INfluencia : Ce livre marque la première prise de parole publique d’Ipsos dans un format éditorial, au-delà de vos interventions médiatiques habituelles. Pourquoi avoir choisi ce moment pour livrer un récit global sur les perceptions des Français ?

Arnaud Caré : C’est d’abord parce qu’un éditeur nous a permis de rendre grand public ce qu’on faisait déjà avec Flair (NDLR: la publication annuelle d’Ipsos qui analyse les grandes tendances de société). Mais c’était aussi une envie de notre côté parce qu’Ipsos est souvent identifié, et parfois réduit, à ses études politiques. C’est notre vitrine.

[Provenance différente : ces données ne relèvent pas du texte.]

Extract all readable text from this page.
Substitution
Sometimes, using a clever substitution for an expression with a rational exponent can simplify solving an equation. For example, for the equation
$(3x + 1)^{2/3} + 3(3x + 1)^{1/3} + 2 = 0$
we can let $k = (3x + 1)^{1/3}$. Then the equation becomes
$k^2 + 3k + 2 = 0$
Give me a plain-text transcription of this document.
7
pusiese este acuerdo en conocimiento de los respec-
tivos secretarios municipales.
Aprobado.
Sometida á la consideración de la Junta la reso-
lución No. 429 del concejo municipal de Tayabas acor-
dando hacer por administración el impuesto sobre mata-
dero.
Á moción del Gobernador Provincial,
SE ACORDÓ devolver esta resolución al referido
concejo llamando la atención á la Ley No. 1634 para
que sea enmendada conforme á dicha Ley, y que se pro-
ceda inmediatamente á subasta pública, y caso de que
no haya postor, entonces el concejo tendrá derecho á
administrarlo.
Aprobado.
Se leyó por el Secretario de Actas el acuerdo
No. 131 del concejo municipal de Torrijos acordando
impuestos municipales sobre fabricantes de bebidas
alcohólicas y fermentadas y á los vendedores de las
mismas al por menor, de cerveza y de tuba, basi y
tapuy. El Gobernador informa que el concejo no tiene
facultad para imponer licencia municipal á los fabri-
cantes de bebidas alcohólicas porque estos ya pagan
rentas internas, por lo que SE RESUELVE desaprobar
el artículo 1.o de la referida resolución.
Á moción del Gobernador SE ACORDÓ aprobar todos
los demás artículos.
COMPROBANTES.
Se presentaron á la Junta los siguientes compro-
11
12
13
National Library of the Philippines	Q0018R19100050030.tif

Pourtant, l’essentiel de notre activité, au quotidien, c’est de travailler pour les entreprises, les marques, le conseil, dans des secteurs très variés. Simplement, on ne peut pas toujours le raconter, parce qu’une grande partie de nos études est confidentielle. En revanche, on mène aussi toute une série de réflexions en parallèle, notamment via des études syndiquées, et celles-ci peuvent être rendues publiques.

Donc il y avait une conjonction : la disponibilité des informations, l’opportunité d’être porté médiatiquement, et cette envie de montrer ce que fait réellement Ipsos.

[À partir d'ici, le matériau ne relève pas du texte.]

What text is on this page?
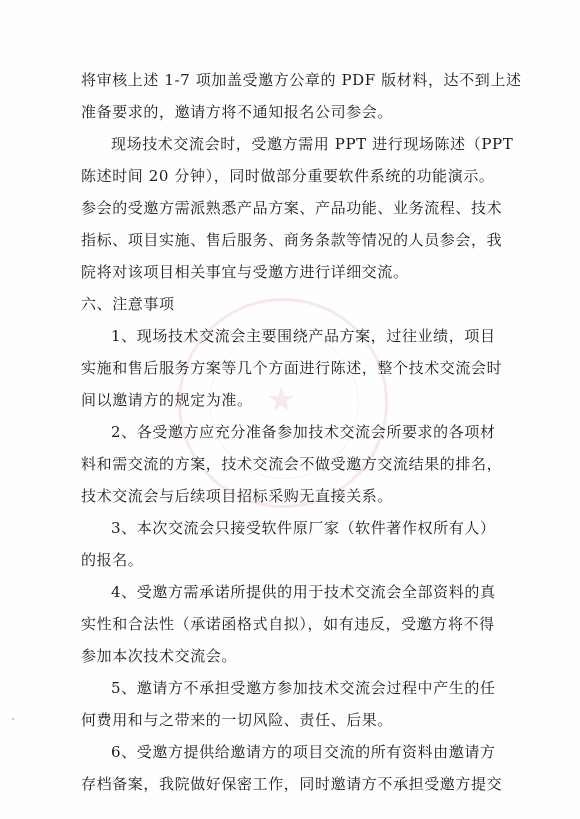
★
将审核上述 1-7 项加盖受邀方公章的 PDF 版材料，达不到上述
准备要求的，邀请方将不通知报名公司参会。
现场技术交流会时，受邀方需用 PPT 进行现场陈述（PPT
陈述时间 20 分钟），同时做部分重要软件系统的功能演示。
参会的受邀方需派熟悉产品方案、产品功能、业务流程、技术
指标、项目实施、售后服务、商务条款等情况的人员参会，我
院将对该项目相关事宜与受邀方进行详细交流。
六、注意事项
1、现场技术交流会主要围绕产品方案，过往业绩，项目
实施和售后服务方案等几个方面进行陈述，整个技术交流会时
间以邀请方的规定为准。
2、各受邀方应充分准备参加技术交流会所要求的各项材
料和需交流的方案，技术交流会不做受邀方交流结果的排名，
技术交流会与后续项目招标采购无直接关系。
3、本次交流会只接受软件原厂家（软件著作权所有人）
的报名。
4、受邀方需承诺所提供的用于技术交流会全部资料的真
实性和合法性（承诺函格式自拟），如有违反，受邀方将不得
参加本次技术交流会。
5、邀请方不承担受邀方参加技术交流会过程中产生的任
何费用和与之带来的一切风险、责任、后果。
6、受邀方提供给邀请方的项目交流的所有资料由邀请方
存档备案，我院做好保密工作，同时邀请方不承担受邀方提交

IN : L’une des thèses du livre dénonce le diktat du ressenti au détriment du factuel. Défendre le chiffre, comme le fait Ipsos, est-ce devenu un acte de résistance ?

A.C. : En effet, on peut parler d’acte de résistance. Dans un monde qui amplifie en permanence les biais (algorithmes, tribuns des réseaux), la représentativité de l’opinion n’est plus garantie spontanément : il faut la protéger. J’aime bien cette idée de résistance car pour prendre de bonnes décisions, il faut parfois aller à contre-courant de l’immédiateté, se poser et réfléchir — un effort qui n’est plus vraiment naturel de nos jours.

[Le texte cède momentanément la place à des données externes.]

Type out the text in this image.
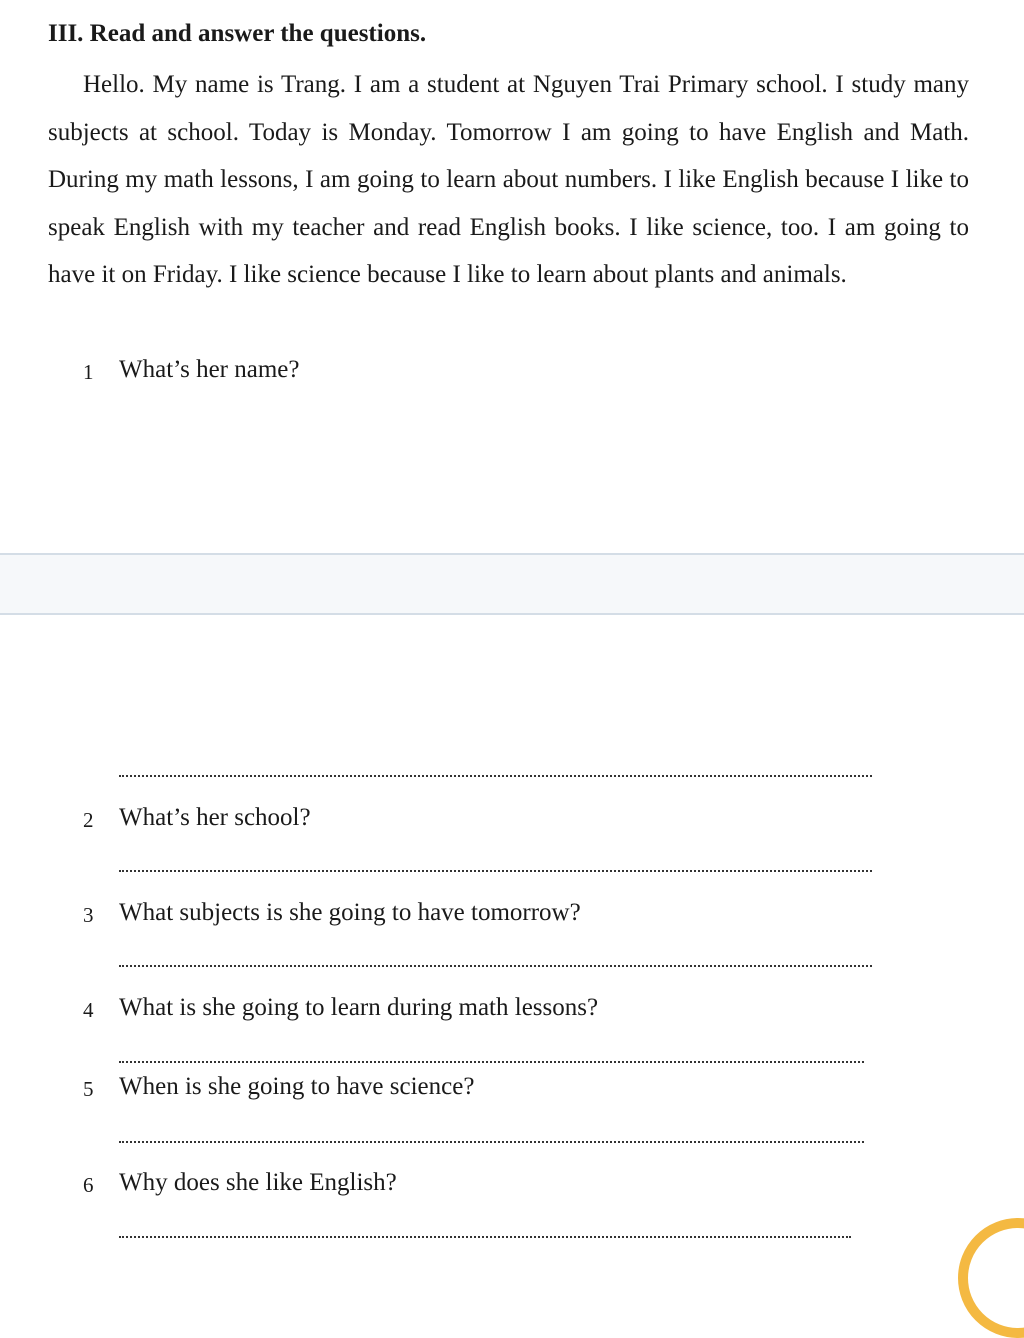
III. Read and answer the questions.

Hello. My name is Trang. I am a student at Nguyen Trai Primary school. I study many subjects at school. Today is Monday. Tomorrow I am going to have English and Math. During my math lessons, I am going to learn about numbers. I like English because I like to speak English with my teacher and read English books. I like science, too. I am going to have it on Friday. I like science because I like to learn about plants and animals.

1 What’s her name?
2 What’s her school?
3 What subjects is she going to have tomorrow?
4 What is she going to learn during math lessons?
5 When is she going to have science?
6 Why does she like English?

IN : Vous évoquez un basculement d’un capitalisme de consommation vers un capitalisme d’identification. En quoi ce changement redéfinit-il le pouvoir entre marques et citoyens ?

A.C. : On est passé d’un marketing très top-down, où les marques influençaient la culture et imposaient un modèle, à un fonctionnement plus horizontal. Elles cherchent davantage à repérer les modes d’expression, des envies ou des désirs des individus pour mieux les amplifier. D’ailleurs, Nicolas Hieronimus (CEO de L’Oréal, NDLR), le résume très bien. Il explique que les marques sont devenues des coachs de vie.

Ce changement a tout bousculé. Prenez les études de tracking, par exemple, puisque l’on travaille au quotidien avec les équipes marketing. Il y a vingt ans, c’était uniquement un outil de monitoring : on suivait la notoriété, l’image, en fonction de décisions déjà prises. Aujourd’hui, les données en continu viennent inspirer, influencer, parfois même changer la stratégie des marques.

IN : Avec l’arrivée de Shein au BHV, beaucoup de nos lecteurs ont pointé cette contradiction sur nos réseaux : on critique en ligne, mais on va quand même faire la queue en magasin le jour de l’inauguration. Est-ce finalement la preuve que, même en 2025, le désir l’emporte toujours sur le discours ?

A.C. : Cet exemple est excellent parce qu’il illustre très bien l’une des thèses du livre : on a souvent une mauvaise représentation des individus et de ce qu’est la France. Sur Instagram, les activistes très opposés à la marque font beaucoup de bruit, mais ils ne représentent sans doute qu’une minorité. Et, de l’autre côté, ceux qui se ruent dans le magasin en représentent une autre. Entre les deux, il y a la majorité silencieuse, non représentée, et c’est précisément ce qu’on aborde dans le livre.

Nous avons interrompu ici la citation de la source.